Le nouveau dirigeant, le nouveau manager sera intuitif, connecté, hypersensible, hyperesthésique, inspiré et relié à son potentiel intérieur. Il deviendra l’accompagnateur du développement professionnel et personnel de ses collaborateurs, le mentor, guide et acteur de leur épanouissement. Il connaitra l’humain aussi bien que l’entreprise et devra voguer en permanence dans la complexité mélangée de l’humain et de l’économique. Et le changement de paradigme atteindra son zénith quand il réalisera, avant d’agir, qu’il ne réfléchira plus mais qu’il philosophera sur la condition humaine. Ainsi, il trouvera le succès sur les pavés de sa sagesse. Il ne sera plus question de croissance mais d’élévation. Pour lui, ses hommes et son entreprise.

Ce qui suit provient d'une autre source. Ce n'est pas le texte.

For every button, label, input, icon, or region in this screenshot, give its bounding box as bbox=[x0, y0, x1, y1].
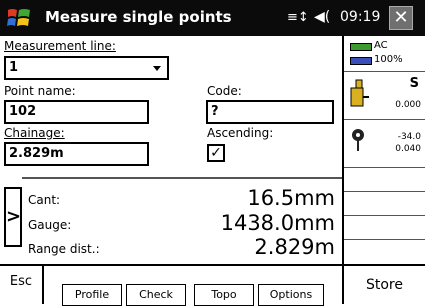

Un vaste programme. Nous n’avons plus qu’à accepter la responsabilité car, de nos jours, aussi triste soit-il, pour beaucoup, il n’y a plus que l’entreprise pour donner du sens à la vie. Mais, là, je m’attaque à une autre histoire… Et ce sera pour un autre post.

(1) Edgar Morin, dans : La pensée complexe : antidote pour les pensées uniques, in Synergies Monde nº4, 2008.